Additional features of the 3TEL-rigid-DARPin crystal structure. (a) Crystal lattice of 3TEL-rigid-DARPin. Black outlines highlight a single polymer as well as the domains of a single polypeptide subunit within that polymer. (b) Side view of the 3TEL-rigid-DARPin crystal lattice, showing two TELSAM polymers (light blue and light pink) and selected DARPin domains (cyan and magenta). (c–e). Diagram relating the 3TEL-rigid-DARPin crystal packing to the crystallographic unit cell, shown from three view angles. Two polymer layers are shown, with three polymers in each layer and 6 × 3TEL-rigid-DARPin subunits in each polymer (three turns of each polymer).
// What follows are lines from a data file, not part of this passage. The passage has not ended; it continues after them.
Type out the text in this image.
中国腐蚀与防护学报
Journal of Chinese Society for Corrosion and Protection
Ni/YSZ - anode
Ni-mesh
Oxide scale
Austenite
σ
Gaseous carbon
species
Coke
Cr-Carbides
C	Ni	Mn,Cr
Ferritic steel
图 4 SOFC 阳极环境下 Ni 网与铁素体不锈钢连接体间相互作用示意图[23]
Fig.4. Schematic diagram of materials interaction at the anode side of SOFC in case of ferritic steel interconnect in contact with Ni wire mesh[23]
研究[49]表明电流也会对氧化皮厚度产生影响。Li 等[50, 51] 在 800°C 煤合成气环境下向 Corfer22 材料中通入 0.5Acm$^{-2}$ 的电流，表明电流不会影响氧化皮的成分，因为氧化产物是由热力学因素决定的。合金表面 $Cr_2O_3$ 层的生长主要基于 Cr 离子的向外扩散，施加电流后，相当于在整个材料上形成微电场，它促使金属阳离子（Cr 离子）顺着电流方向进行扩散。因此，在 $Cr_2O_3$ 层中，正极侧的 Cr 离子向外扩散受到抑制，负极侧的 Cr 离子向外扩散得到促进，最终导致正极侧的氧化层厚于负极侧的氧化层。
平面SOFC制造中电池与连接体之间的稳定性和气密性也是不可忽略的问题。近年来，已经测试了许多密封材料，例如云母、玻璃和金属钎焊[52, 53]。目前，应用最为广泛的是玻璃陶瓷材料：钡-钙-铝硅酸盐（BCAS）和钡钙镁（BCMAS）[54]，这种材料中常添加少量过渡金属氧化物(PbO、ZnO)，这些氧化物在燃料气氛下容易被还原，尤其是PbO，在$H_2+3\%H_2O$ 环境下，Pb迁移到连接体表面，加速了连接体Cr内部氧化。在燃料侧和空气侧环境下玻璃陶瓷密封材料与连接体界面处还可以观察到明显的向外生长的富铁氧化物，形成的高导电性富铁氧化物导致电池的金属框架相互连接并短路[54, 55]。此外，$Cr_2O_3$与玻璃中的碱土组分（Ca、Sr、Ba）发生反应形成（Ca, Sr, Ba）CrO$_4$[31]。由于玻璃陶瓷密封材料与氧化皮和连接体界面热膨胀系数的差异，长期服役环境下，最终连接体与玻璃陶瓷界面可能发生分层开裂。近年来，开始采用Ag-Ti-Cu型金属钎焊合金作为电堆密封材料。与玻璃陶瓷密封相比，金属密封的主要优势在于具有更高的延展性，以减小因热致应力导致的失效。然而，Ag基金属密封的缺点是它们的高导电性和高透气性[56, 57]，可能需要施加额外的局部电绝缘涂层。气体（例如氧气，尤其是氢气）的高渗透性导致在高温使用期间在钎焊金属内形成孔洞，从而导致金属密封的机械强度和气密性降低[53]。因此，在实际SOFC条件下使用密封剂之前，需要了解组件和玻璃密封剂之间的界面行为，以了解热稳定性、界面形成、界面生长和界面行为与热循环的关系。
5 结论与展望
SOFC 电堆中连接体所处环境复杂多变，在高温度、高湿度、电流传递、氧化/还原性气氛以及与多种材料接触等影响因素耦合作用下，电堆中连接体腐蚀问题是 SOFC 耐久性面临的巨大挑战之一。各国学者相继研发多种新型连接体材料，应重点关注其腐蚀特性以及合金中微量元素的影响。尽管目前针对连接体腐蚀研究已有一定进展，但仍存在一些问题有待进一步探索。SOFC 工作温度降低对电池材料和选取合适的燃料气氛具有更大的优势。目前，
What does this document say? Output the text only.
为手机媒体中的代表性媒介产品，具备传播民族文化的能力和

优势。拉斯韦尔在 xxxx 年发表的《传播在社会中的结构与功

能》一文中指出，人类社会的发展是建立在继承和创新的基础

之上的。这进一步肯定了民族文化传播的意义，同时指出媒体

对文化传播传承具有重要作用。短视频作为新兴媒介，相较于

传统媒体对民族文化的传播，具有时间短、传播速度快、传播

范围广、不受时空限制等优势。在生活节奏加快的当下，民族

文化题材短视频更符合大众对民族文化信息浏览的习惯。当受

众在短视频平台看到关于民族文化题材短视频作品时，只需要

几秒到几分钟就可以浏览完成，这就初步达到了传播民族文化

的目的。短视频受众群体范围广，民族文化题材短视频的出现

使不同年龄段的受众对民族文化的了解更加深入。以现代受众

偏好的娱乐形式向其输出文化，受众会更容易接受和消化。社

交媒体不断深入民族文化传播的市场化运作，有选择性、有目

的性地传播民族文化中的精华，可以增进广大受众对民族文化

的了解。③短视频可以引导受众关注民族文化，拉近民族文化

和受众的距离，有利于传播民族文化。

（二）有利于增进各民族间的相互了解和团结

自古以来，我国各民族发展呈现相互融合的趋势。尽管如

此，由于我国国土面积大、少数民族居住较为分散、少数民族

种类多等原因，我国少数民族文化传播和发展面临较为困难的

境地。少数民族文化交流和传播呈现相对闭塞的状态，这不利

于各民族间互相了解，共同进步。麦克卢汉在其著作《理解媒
The unit cell axes are denoted with labelled arrows and approximately correspond to the reciprocal space axes and the axes of an ellipsoid approximating the anisotropic diffraction limits. In each view angle, the origin lies in the plane of the page while the unseen unit cell axis projects out of the page towards the reader. These anisotropic diffraction limits approximately correspond to each of the unit cell vectors and appear in coloured type. Schematics are given below each view angle to indicate the orientation of both the TELSAM polymers (pink and blue) and the crystal as a whole (white prismatic disc) in each view. The predicted vertical displacement of the two polymer sheets relative to one another is indicated with thick white arrows in (e). (f) Schematic of crystal contacts made by a single DARPin molecule, highlighted with a black line. Contacts to its own 3TEL polymer layer are indicated with red arrows, while contacts to DARPins from an adjacent polymer layer are indicated with black arrows. (g) Interface between a DARPin (cyan) and another DARPin (magenta) from an apposed 3TEL polymer layer, with selected amino acid side chains shown as sticks and transparent spheres and a salt bridge shown as a black dash. This is the same interface indicated with black arrows in (f).